O IL, que já era o partido programaticamente mais à direita na Assembleia da República, teve ganhos significativos e importantes. Fico contente porque andei anos a defender que era importante haver direita com representação parlamentar e as coisas ficaram agora mais claras. O IL representa uma direita económica, explícita e coerente, necessária numa democracia moderna, pese embora eu não concordar com a sua visão de Estado Solidário, em particular com a maioria das suas propostas para a reforma do SNS.

O Chega, que só é de direita por afirmar umas boutades conservadoras e carunchosas, foi o partido de oposição mais beneficiado pela queda do governo anterior. Congregou os votos dos mais conservadores, fartos de eutanásias, laxismo penal, insegurança pública, políticas de imigração mal feitas, subserviência a minorias mais ululantes, inserção social confundida com apoios à preguiça e delinquência. Ampliou isto tudo, arranjou uns alvos preferenciais, na falta de judeus foi descobrir uns bodes expiatórios mais próximos, serviu-se do descontentamento nas periferias e de alguns ”tios” e “tias” mais nacionalistas e saudosos do império, vestiu umas fardas, insultou o regime onde era mais fácil insultá-lo e conseguiu o magnífico resultado de ser o terceiro partido mais representado na AR. O seu trabalho vai começar agora. Para sobreviverem vão precisar de construir políticas sérias, não apenas slogans, apresentarem um programa social e económico com pés e cabeça, rechearem-se de quadros e contribuírem para a oposição alternativa. Para já, são apenas um partido de protesto, uma espécie de BE de antanho, o que é pouco para justificar maior crescimento eleitoral.

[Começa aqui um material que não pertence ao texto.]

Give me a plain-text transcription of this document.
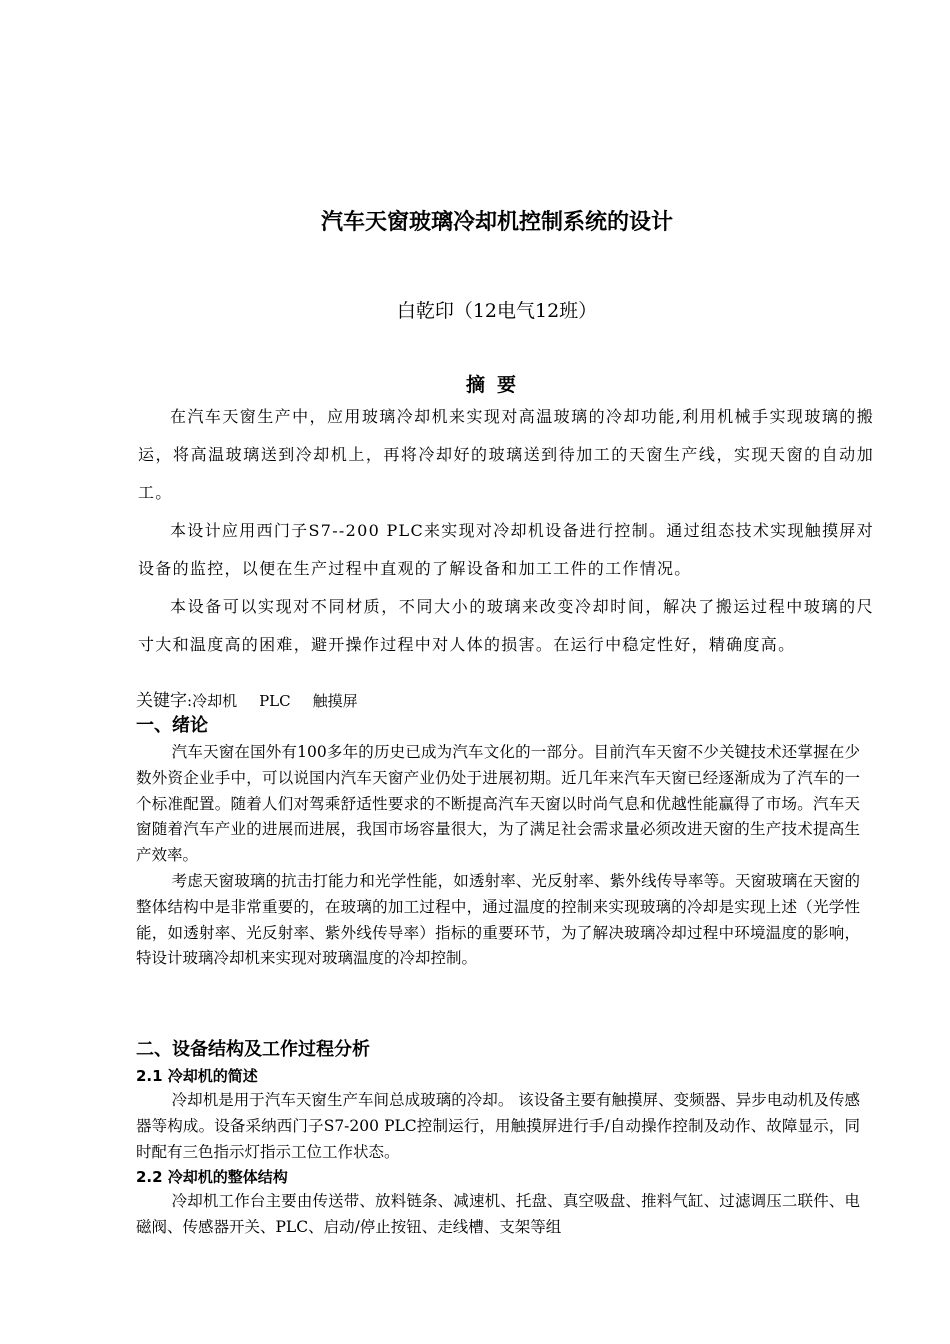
汽车天窗玻璃冷却机控制系统的设计
白乾印（12电气12班）
摘要

在汽车天窗生产中，应用玻璃冷却机来实现对高温玻璃的冷却功能,利用机械手实现玻璃的搬运，将高温玻璃送到冷却机上，再将冷却好的玻璃送到待加工的天窗生产线，实现天窗的自动加工。

本设计应用西门子S7--200 PLC来实现对冷却机设备进行控制。通过组态技术实现触摸屏对设备的监控，以便在生产过程中直观的了解设备和加工工件的工作情况。

本设备可以实现对不同材质，不同大小的玻璃来改变冷却时间，解决了搬运过程中玻璃的尺寸大和温度高的困难，避开操作过程中对人体的损害。在运行中稳定性好，精确度高。

关键字:冷却机 PLC 触摸屏
一、绪论

汽车天窗在国外有100多年的历史已成为汽车文化的一部分。目前汽车天窗不少关键技术还掌握在少数外资企业手中，可以说国内汽车天窗产业仍处于进展初期。近几年来汽车天窗已经逐渐成为了汽车的一个标准配置。随着人们对驾乘舒适性要求的不断提高汽车天窗以时尚气息和优越性能赢得了市场。汽车天窗随着汽车产业的进展而进展，我国市场容量很大，为了满足社会需求量必须改进天窗的生产技术提高生产效率。

考虑天窗玻璃的抗击打能力和光学性能，如透射率、光反射率、紫外线传导率等。天窗玻璃在天窗的整体结构中是非常重要的，在玻璃的加工过程中，通过温度的控制来实现玻璃的冷却是实现上述（光学性能，如透射率、光反射率、紫外线传导率）指标的重要环节，为了解决玻璃冷却过程中环境温度的影响，特设计玻璃冷却机来实现对玻璃温度的冷却控制。

二、设备结构及工作过程分析
2.1 冷却机的简述

冷却机是用于汽车天窗生产车间总成玻璃的冷却。 该设备主要有触摸屏、变频器、异步电动机及传感器等构成。设备采纳西门子S7-200 PLC控制运行，用触摸屏进行手/自动操作控制及动作、故障显示，同时配有三色指示灯指示工位工作状态。

2.2 冷却机的整体结构

冷却机工作台主要由传送带、放料链条、减速机、托盘、真空吸盘、推料气缸、过滤调压二联件、电磁阀、传感器开关、PLC、启动/停止按钮、走线槽、支架等组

Poderá acontecer-lhes o mesmo que aconteceu ao BE de agora.

O PSD foi o maior derrotado no dia 30 de janeiro de 2022. Foi-o porque partia com expetativas de um grande resultado. O Dr. Rui Rio perdeu, não por causa das graçolas sem graça nem do seu alemão que não entendo, mas porque a estratégia genuína e teoricamente inteligente de ganhar ao centro e à direita falhou rotundamente. O centro pertence, por enquanto, ao PS e o derrube do governo pela esquerda ainda deu mais centro ao PS. A esquerda, graças à incompetência política de BE e PCP era presa fácil. Ninguém saberá se a direita, com outro líder no PSD ou outro posicionamento político de Rui Rio, teria mais votos. O PSD talvez pudesse ter elegido mais deputados, mas a direita toda provavelmente não. Houve transferência do PSD e CDS para os “novos” partidos. A derrota do PSD que também é pessoal do Dr. Rui Rio, mais uma, indica que está na hora de regressar ao espaço PPD, já que para sociais-democratas já há o PS, numa lógica de agregação do centro-direita conservador e ao mesmo tempo reformista, recuperando a área da democracia-cristã agora órfã, moderando a direita liberal e respondendo de forma consequente aos anseios e receios que o Chega soube explorar. Precisa, obviamente, de uma nova liderança. Parte para a mudança com um grupo parlamentar montado à imagem de um chefe que o expurgou de muitos quadros válidos e politicamente relevantes, desanimado pela derrota e sem rumo claro. O PPD precisa de alguém que o reconstrua a partir de dentro, sarando feridas e com ideias simples, inequivocamente expressas, com gravitas e peso na opinião pública. Alguém que possa reconquistar a comunicação social e o voto da maioria dos Portugueses. Do que conheço, chegou a hora dos Engenheiros. Têm dois. Ou Carlos Moedas, pese embora a sua lista para a CML me tenha desiludido muito – o inadiável desejo de bifes confirmou as piores suspeitas –, ou Jorge Moreira da Silva, um dos melhores e mais bem preparados políticos portugueses que não poderá continuar a ignorar a necessidade de se candidatar à liderança do PSD e, por consequência, ao cargo de primeiro-ministro. Insistir em qualquer um dos que já tentaram ganhar o partido e perderam, é desperdiçar qualquer hipótese de ganhar em 2026.